Protocol
Message format
Every message is one JSON object. A request names a command in t; include an
id when you want a correlated reply (reads), omit it for fire-and-forget (HID
writes).
// request → fire-and-forget (no id)
{ "t": "hid.move", "dx": 30, "dy": -5 }
// request → with id, expects a reply
{ "t": "screen.pixel", "id": 7, "x": 100, "y": 50 }
// response →
{ "id": 7, "r": 139, "g": 0, "b": 0 }
// subscribe → the server then pushes frames as state changes
{ "t": "subscribe", "events": ["mouse", "input"] }
{ "t": "mouse", "x": 812, "y": 344 }
On connect, the server sends a hello frame with the protocol version and whether
auth is required, so a client can verify compatibility with no round-trip.
Command surface
| Category | Commands |
|---|---|
| HID writes | hid.down, hid.up, hid.press, hid.type, hid.move, hid.move_to, hid.scroll |
| Screen | screen.pixel, screen.resolution, screen.capture, screen.displays |
| System | system.mouse, system.window, system.time |
| Input | input.keys, input.is_down, input.modifiers |
| Clipboard | clipboard.get, clipboard.set |
| Window | window.list, window.find, window.activate, window.move |
| Events | subscribe, unsubscribe (streams: mouse, window, input) |
| Meta | hello, ping, auth, lua.exec |
system.window reads the active (foreground) window; the window.* commands
list, find, activate, and move windows.
screen.capture (protocol 1.1.0+) returns a display as a base64 PNG at native
resolution plus its geometry and the cursor position, and screen.displays
enumerates monitors with signed virtual-desktop origins — together the basis for
screenshot-driven, computer-use-style automation. The hello frame advertises the
server’s protocol version so a client can check for these before using them.
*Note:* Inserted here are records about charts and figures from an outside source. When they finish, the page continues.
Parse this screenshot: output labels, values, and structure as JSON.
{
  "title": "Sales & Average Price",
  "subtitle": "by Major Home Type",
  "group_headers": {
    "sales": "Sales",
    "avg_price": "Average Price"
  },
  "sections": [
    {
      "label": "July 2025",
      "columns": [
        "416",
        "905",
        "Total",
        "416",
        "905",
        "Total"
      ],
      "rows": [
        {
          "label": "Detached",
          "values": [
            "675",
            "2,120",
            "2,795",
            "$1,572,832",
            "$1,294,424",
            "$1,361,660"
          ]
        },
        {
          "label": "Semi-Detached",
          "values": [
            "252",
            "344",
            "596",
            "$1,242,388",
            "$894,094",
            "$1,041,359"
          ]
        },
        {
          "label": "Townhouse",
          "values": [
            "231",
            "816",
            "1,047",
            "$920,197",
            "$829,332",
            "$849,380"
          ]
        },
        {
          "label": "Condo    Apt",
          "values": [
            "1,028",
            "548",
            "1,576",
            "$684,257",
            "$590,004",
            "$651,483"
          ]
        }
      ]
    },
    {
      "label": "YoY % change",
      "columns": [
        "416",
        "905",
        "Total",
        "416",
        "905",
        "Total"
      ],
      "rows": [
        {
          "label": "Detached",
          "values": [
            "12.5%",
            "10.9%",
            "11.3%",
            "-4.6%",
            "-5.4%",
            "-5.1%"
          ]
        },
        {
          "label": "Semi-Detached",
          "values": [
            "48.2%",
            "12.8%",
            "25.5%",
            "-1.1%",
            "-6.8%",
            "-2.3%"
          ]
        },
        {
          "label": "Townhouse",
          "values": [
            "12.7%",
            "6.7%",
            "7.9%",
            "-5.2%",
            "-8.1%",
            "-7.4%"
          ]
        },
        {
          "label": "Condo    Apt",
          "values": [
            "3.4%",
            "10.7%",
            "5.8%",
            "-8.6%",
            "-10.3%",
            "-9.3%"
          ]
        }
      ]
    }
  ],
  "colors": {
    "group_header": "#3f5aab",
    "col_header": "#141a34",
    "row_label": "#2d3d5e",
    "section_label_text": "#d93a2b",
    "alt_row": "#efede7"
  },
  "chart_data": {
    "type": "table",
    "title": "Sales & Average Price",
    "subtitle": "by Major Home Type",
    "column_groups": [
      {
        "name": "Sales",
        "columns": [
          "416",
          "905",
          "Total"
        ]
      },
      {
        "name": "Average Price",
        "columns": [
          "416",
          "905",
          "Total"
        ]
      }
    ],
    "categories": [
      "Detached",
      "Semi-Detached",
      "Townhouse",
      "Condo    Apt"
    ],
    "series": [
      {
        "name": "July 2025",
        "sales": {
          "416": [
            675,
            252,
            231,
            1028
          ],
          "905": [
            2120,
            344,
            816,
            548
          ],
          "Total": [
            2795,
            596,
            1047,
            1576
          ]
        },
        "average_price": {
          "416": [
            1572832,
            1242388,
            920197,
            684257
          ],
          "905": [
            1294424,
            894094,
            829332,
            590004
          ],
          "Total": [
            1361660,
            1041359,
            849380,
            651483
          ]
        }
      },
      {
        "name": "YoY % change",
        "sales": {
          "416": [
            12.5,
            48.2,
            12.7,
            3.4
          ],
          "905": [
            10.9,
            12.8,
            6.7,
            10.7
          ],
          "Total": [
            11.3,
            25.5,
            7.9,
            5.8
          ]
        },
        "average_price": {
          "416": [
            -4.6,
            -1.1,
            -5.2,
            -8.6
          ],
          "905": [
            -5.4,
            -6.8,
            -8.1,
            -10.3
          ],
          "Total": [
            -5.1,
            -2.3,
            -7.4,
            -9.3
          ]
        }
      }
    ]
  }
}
Screen and Window commands depend on platform support — both are limited or
absent on Linux; Clipboard is available on Windows and macOS. See
Platforms & limits.
Authentication
Auth is off by default (fine on localhost). To require a token, set AUTH_TOKEN
at the top of remote_access.lua before installing, then have the client send
{ "t": "auth", "token": "..." } first. The lua.exec escape hatch (arbitrary
Lua) is disabled unless you set ALLOW_LUA_EXEC = true — leave it off unless you
trust every client.
Performance
Measured on localhost (Windows host, release build):
| Metric | Value |
|---|---|
| RPC round-trip p50 | ~1 ms |
| RPC round-trip p99 | ~2 ms |
| Sustained RPC throughput (16 in-flight) | ~10,000 req/s |
| Server-side message drain | ~12,000 msg/s |
| Fire-and-forget wire throughput | ~100,000 msg/s |
Round-trips are sub-millisecond over localhost and a wired LAN — the transport won’t be your bottleneck.